Boston fans have not seen the best of Marcus Johansson, the 28-year-old Swedish winger said on Thursday morning. But with the Bruins’ Game 1 matchup against the Maple Leafs looming hours later, Johansson was confident he’s ready to deliver it.
“No, they have not,” said Johansson prior to his Bruins playoff debut. “I’ve had some good games, but the first few, it takes a little time to get used to new systems and everything else that’s new. Then I got hurt and you come back and you’re trying to get back into yourself a little bit. I feel I’m more than ready now and that this is the time to step.”
Acquired at the trade deadline ostensibly to fill the second line right wing spot next to David Krejci, Johansson played four games before suffering a lung contusion on a March 5 hit from Carolina’s Michael Ferland. When he returned to the lineup three weeks later, the plan changed. He was first given a brief look on the top line with Patrice Bergeron and Brad Marchand before finding what looks like a home on his natural left wing on the third line next to center Charlie Coyle.
While the production hasn’t exactly been off the charts, the line — which was set to start the series with Danton Heinen on the right side — had started to show up on the scoresheet. Johansson scored his first goal as a Bruin when he potted one in the home-ice clinching win in Columbus, added an assist in the win over Minnesota and had three shots on net in the regular season finale against Tampa Bay He feels the chemistry with Coyle is building.
“I think it’s very good. I think we’ve played well the last couple of games,” Johansson said. “The last game we could have scored a bunch of goals if we had a few bounces go our way. We had the puck a lot, we played the right way and we found each other a lot. So far it’s been really good.”
But while still a relative newcomer to the Bruins, Johansson has seen enough to know that the composition of the lines can change quickly.
“I’m just preparing to play and I don’t think it matters who you play with on this team,” Johansson said. “We have such a good team. We have really good depth on this team. Whatever you’re required to do, I think everyone in this room is ready to step up to it. Whatever it takes and whatever we need to do, I’m all for it.”
Johansson, whose nickname is MoJo, hopes his against the Leafs can pick up where it left off from the last time he played Toronto in the playoffs. That was in 2017, when he scored the overtime game- and series-winner in Game 6 of the first round in Toronto, his second goal of the contest.
“It was a while ago, but I definitely have some good memories for it,” he said with a smile.

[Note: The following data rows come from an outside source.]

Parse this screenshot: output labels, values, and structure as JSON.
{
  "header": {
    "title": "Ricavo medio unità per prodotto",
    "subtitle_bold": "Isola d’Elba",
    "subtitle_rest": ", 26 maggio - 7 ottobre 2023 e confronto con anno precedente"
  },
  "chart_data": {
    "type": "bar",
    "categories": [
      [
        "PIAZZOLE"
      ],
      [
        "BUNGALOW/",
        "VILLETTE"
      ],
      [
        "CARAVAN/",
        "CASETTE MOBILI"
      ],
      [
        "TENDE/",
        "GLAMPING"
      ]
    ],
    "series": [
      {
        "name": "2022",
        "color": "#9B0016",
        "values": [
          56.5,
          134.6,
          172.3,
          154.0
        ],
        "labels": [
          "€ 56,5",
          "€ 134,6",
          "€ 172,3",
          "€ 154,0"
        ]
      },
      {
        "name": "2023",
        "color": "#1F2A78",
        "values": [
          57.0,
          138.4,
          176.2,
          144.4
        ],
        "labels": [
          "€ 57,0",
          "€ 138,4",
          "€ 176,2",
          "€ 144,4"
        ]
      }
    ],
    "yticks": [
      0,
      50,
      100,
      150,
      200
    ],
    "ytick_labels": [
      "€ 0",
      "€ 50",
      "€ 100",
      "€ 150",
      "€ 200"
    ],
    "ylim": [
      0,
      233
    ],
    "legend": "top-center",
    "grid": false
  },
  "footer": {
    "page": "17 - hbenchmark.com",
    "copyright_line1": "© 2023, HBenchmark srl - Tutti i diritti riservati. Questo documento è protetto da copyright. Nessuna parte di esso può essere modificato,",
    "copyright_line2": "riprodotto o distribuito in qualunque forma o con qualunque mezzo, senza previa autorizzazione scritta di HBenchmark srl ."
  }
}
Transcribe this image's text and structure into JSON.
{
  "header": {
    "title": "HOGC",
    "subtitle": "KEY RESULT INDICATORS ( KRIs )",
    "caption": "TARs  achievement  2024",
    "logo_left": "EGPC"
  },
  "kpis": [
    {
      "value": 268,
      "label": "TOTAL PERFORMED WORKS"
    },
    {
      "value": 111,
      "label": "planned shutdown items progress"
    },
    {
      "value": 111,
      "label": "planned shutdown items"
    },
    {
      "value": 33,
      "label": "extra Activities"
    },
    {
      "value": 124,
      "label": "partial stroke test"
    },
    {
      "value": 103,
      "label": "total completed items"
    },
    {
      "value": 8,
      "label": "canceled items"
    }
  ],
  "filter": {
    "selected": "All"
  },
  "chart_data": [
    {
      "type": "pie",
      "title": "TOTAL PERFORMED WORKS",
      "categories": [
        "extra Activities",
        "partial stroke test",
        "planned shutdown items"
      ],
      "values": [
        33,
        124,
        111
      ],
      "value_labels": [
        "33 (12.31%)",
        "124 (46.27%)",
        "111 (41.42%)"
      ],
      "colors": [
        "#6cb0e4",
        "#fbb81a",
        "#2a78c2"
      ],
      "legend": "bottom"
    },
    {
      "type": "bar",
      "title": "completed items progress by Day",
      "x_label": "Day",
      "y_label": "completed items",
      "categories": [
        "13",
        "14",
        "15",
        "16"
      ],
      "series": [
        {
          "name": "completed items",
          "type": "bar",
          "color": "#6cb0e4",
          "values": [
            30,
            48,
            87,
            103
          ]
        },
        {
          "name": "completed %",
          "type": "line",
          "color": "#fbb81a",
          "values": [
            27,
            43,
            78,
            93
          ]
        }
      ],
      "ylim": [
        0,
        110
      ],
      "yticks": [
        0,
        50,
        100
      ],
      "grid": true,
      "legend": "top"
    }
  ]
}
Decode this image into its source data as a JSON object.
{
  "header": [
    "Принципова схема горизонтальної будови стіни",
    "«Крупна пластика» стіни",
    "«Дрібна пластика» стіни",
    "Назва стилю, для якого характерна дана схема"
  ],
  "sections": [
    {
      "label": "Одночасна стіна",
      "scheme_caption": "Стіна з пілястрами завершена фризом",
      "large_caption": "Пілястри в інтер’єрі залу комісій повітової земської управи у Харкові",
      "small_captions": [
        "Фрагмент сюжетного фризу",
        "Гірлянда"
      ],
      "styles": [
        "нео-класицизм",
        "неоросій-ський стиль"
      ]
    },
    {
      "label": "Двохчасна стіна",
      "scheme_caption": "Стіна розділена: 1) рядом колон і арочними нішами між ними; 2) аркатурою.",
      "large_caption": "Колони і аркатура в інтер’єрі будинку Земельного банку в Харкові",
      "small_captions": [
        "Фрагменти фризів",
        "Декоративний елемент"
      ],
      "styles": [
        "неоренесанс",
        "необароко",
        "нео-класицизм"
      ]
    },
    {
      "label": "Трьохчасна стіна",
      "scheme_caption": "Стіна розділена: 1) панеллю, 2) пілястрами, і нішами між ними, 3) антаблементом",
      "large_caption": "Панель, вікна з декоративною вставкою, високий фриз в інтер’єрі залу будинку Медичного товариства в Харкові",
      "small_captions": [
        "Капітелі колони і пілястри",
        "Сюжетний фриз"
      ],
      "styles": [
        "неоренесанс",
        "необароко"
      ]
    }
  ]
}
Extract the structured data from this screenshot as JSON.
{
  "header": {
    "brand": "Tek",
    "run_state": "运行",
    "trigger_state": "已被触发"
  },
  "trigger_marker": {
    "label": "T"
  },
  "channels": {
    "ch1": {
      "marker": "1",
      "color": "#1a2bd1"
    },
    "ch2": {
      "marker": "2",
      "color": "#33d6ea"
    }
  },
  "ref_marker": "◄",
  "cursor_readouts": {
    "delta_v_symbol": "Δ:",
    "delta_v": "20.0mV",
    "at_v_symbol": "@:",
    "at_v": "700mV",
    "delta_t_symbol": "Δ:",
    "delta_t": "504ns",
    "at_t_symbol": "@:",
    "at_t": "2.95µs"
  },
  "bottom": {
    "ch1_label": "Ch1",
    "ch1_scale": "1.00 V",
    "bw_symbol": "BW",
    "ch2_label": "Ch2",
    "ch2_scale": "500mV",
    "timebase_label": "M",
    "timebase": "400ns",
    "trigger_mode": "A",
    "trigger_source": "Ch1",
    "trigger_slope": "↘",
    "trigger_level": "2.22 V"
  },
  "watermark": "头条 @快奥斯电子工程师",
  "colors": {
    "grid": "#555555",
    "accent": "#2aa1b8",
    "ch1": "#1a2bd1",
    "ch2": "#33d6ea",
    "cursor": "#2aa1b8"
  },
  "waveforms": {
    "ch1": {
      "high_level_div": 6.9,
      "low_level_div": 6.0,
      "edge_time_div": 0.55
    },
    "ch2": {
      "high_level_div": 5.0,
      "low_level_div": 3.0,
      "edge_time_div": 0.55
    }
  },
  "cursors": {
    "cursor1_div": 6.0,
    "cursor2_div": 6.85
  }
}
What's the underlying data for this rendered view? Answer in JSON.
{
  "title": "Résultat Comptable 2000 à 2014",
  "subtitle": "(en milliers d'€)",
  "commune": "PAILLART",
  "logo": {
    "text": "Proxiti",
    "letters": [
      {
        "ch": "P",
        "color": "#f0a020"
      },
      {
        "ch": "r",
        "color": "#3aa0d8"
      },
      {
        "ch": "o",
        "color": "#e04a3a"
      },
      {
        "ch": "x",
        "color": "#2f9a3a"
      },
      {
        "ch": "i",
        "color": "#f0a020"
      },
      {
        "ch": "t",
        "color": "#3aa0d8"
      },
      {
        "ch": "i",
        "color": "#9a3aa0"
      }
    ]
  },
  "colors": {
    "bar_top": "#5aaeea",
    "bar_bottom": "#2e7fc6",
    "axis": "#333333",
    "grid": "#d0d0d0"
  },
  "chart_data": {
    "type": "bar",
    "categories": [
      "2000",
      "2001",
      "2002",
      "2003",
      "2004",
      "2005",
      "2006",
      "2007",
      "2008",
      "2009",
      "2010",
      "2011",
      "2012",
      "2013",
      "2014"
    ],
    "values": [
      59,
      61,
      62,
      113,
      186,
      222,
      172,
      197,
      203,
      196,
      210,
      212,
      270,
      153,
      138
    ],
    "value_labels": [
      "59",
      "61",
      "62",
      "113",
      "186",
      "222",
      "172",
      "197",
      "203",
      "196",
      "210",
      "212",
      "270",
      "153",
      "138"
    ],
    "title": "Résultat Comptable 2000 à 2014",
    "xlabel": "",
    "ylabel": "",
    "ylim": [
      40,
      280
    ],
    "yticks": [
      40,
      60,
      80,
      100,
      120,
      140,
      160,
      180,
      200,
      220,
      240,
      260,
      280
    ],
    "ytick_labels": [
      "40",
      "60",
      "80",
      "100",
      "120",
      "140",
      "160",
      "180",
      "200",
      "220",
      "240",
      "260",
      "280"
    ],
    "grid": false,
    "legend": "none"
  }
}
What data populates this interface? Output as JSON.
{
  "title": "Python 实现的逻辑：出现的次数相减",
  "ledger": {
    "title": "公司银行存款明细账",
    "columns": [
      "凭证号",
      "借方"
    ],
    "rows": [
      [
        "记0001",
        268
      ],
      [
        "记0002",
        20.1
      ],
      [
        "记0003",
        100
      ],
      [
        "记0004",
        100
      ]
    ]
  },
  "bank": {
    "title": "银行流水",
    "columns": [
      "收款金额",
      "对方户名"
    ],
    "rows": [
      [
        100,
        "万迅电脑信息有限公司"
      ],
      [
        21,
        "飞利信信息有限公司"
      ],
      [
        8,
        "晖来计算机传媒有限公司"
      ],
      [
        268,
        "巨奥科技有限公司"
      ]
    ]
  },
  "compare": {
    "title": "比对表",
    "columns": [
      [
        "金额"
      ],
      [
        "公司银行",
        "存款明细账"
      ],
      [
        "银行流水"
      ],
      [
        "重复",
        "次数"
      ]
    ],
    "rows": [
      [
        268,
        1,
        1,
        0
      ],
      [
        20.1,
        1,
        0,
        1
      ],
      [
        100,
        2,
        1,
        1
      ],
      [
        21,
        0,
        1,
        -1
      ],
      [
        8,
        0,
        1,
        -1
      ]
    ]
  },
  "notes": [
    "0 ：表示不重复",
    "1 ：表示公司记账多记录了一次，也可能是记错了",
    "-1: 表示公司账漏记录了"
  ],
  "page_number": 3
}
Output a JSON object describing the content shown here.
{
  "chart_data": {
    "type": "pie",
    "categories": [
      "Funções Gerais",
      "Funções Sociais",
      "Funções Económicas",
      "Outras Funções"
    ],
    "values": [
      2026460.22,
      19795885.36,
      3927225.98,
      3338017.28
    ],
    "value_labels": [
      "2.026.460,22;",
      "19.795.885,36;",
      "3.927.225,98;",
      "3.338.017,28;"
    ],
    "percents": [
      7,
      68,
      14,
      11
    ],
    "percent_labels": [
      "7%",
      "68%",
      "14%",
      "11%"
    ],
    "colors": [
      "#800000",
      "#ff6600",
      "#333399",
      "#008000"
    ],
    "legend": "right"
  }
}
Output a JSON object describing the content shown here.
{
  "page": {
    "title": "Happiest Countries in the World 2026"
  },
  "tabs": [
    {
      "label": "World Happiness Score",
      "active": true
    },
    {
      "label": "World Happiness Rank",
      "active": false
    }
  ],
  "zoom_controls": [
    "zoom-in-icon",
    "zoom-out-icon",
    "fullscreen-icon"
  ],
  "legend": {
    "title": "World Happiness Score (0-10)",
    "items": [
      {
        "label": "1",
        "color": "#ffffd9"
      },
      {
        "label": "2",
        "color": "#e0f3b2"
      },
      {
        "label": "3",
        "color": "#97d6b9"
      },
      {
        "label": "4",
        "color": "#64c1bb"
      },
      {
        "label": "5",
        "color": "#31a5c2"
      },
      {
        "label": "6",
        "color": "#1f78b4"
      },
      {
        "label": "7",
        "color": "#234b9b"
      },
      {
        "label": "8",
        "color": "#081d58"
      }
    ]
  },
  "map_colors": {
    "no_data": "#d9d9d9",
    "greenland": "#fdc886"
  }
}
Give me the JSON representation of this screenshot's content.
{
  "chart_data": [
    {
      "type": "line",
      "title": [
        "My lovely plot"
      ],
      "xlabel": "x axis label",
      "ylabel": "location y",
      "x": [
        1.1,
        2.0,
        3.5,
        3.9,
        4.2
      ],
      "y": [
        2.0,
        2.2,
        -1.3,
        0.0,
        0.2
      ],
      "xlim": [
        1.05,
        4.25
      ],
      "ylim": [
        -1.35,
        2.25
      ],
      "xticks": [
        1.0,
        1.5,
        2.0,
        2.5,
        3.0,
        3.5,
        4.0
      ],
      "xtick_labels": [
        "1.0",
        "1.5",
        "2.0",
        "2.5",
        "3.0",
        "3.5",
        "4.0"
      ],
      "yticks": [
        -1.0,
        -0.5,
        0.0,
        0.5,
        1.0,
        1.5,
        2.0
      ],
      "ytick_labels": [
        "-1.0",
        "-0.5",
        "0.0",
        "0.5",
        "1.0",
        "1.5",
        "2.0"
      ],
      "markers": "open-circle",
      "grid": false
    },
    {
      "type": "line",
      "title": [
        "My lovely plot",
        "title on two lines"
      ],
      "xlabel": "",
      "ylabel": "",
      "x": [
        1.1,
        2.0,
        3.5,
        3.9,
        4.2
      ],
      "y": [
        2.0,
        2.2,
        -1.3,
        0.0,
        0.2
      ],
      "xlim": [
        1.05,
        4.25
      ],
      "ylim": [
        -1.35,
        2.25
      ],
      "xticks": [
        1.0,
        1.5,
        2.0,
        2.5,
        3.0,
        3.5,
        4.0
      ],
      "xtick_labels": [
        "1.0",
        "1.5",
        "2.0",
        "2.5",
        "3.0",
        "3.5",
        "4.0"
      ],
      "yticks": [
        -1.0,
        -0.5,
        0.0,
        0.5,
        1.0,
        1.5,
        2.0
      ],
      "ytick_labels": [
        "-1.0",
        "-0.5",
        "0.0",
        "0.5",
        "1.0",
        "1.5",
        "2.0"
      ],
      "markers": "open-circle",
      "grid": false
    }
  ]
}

Meanwhile, coach Bruce Cassidy has liked his game in the last couple of outings and believes this will be Johansson’s time to shine.
“I think he’s been around long enough to know he was brought here to help us in the playoffs,” Cassidy said. “We were a good regular season team when he showed up and he helped with that to a certain extent. But now is when he knows he truly has to be at his best. Not that you’re taking Game 80 off or anything but he was prepping for this. So I think he’ll play well. He’ll add some scoring and speed for us. This is a good series for him. (Toronto) has a lot of speed so we’ll see how it plays out.”